Repentance is the activity of reviewing one's action and feeling contrition or regret for past wrongs, which is accompanied by commitment to change for the better. Today, it is generally seen as involving a commitment to personal change and the resolve to live a more responsible and humane life. In other words, being sorry for one's misdeeds. But it can also involve sorrow over a specific sin or series of sins that an individual feels he or she has committed.

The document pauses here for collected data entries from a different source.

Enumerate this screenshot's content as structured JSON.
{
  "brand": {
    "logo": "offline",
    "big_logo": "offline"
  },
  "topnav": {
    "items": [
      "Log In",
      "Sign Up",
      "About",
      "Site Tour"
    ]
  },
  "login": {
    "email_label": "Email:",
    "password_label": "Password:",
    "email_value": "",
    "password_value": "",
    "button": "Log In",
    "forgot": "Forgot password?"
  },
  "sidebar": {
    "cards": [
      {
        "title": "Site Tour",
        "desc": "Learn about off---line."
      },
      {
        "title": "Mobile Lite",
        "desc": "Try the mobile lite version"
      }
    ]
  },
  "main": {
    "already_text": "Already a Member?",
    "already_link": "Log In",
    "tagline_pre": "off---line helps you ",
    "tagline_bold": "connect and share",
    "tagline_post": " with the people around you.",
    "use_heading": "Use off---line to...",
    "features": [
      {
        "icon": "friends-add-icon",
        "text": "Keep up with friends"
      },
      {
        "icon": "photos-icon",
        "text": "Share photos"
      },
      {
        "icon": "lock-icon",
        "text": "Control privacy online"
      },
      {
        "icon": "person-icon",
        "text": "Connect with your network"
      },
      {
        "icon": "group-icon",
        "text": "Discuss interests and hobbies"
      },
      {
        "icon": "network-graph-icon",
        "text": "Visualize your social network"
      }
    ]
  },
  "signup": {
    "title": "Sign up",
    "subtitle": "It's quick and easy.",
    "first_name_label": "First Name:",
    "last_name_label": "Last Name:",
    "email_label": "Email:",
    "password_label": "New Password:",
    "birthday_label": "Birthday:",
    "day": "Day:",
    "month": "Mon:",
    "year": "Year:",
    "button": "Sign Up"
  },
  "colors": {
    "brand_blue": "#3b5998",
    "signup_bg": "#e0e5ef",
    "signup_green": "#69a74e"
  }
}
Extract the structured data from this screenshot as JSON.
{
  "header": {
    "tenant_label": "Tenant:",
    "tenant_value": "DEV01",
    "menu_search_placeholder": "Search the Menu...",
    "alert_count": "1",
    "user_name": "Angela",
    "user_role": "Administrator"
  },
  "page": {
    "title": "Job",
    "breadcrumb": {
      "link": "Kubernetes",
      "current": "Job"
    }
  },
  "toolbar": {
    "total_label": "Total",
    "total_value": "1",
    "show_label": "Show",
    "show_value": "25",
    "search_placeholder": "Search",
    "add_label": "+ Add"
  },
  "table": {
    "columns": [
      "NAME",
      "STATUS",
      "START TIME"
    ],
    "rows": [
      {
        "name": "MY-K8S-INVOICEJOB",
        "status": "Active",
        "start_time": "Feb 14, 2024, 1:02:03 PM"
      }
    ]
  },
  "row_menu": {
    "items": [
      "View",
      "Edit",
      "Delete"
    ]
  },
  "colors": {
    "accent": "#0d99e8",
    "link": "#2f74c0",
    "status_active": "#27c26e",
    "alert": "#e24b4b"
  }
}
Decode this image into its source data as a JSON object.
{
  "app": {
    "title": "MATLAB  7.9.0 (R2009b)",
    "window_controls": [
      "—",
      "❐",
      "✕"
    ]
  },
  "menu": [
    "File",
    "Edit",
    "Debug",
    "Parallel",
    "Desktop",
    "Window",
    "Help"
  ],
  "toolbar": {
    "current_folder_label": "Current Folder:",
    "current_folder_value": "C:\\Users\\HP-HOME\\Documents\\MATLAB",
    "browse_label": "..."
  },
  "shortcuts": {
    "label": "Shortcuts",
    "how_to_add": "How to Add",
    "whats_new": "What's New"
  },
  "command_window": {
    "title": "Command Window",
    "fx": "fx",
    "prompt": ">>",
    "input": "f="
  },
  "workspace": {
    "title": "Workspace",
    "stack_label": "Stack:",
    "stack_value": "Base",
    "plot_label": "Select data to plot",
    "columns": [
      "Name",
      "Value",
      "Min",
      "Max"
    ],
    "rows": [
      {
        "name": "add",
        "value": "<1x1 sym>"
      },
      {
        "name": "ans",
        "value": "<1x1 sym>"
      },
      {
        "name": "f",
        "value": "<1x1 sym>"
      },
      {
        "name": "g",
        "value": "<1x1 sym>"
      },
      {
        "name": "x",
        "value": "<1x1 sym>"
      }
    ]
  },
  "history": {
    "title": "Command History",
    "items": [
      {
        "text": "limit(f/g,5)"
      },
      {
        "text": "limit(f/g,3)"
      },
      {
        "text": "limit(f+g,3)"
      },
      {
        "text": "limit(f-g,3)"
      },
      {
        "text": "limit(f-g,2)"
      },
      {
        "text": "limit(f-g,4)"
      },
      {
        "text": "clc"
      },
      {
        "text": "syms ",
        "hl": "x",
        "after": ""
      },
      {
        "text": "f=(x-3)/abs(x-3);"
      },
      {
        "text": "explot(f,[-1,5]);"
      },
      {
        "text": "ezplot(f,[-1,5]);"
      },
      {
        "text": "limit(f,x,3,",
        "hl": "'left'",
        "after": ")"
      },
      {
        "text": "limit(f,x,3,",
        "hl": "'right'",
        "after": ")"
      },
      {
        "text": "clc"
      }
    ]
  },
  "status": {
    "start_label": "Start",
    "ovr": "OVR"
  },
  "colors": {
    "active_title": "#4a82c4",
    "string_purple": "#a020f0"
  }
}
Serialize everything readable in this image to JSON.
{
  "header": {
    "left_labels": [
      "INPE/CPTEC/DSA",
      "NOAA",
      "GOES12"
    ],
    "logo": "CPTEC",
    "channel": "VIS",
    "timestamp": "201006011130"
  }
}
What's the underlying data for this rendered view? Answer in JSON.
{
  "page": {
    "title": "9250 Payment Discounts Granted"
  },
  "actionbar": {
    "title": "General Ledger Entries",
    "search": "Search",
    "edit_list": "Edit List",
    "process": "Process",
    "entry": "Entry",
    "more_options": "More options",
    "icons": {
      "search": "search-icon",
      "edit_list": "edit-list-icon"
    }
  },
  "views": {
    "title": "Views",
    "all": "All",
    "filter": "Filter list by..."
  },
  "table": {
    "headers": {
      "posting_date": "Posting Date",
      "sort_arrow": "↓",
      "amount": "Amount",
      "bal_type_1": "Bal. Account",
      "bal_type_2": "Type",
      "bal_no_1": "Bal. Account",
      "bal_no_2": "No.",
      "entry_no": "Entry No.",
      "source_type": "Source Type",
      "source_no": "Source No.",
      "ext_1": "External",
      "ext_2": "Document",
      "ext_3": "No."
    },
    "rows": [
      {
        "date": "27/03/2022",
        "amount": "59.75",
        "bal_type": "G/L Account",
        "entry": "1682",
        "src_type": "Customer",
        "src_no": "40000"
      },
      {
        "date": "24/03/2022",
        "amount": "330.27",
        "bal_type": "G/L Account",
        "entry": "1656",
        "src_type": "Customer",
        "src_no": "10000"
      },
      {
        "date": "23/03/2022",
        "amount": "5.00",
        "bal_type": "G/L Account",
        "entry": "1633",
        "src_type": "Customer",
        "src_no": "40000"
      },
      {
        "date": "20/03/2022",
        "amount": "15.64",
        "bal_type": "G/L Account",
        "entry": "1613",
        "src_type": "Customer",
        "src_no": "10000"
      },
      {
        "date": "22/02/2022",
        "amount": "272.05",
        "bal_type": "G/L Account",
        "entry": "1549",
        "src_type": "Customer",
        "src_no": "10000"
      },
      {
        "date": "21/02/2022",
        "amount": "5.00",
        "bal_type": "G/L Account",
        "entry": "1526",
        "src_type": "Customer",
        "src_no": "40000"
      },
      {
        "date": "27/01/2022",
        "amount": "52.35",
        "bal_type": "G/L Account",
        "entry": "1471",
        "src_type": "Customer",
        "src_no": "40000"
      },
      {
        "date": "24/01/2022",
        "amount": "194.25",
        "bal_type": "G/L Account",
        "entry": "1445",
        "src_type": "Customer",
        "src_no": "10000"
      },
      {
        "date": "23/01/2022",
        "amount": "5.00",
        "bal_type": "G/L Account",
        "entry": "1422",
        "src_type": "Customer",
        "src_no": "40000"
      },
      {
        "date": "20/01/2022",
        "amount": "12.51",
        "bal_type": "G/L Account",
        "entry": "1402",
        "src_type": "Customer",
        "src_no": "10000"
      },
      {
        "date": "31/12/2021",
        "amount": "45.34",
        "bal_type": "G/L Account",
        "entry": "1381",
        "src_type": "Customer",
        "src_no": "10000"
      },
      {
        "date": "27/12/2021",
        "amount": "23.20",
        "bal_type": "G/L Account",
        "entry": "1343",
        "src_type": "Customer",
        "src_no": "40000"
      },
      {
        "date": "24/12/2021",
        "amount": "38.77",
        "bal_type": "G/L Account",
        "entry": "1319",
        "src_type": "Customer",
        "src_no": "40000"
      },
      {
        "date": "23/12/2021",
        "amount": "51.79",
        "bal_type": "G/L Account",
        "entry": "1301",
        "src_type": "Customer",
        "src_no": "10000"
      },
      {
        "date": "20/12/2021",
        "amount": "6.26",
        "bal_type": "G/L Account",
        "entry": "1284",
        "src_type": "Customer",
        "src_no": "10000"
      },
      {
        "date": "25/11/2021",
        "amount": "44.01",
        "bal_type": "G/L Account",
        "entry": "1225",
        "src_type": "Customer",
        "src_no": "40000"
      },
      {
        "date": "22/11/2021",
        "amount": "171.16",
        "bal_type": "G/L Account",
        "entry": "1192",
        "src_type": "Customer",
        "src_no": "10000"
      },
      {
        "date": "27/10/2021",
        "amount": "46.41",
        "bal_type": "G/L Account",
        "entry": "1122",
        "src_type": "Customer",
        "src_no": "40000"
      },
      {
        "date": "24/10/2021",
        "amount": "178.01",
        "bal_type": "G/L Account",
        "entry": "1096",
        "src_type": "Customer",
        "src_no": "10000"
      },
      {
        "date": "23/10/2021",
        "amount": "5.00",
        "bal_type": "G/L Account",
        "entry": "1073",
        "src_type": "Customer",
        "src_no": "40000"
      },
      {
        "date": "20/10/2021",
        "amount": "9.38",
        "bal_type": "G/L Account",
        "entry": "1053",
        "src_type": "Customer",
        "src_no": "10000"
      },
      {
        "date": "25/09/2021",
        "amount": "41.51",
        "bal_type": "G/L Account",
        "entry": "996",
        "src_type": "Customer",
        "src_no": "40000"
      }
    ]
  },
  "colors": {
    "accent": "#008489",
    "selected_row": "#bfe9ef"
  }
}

The practice of repentance plays an important role in the soteriological doctrines of Christianity, Judaism, and Islam, in which it is often considered necessary for the attainment of salvation. In religious contexts, it often involves an act of confession to God or to a spirit elder (such as a monk or priest). This typically includes an admission of guilt, a promise or resolve not to repeat the offense ;an attempt to make restitution for the wrong, or in some way to reverse the harmful effects of the wrong where possible.
In Biblical Hebrew, the idea of repentance is represented by two verbs:'shuv'(to return) and nacham (to feel sorrow). In the New Testament, the word translated as 'repentance ' is the Greek word (metanoia) "after /behind one's mind ", which is a compound word of the preposition 'meta '(after, with), and the verb 'noeo '(to perceive, to think, the result of perceiving or observing).
The doctrine of repentance as taught in the Bible is a call to persons to make a radical turn from one way of life to another. The repentance (metanoia) called for throughout and ultimate unconditional surrender to God as Sovereign. It is a call to conversion from self-love, self-trust, and self-assertion to obedient trust and self-commitment to God.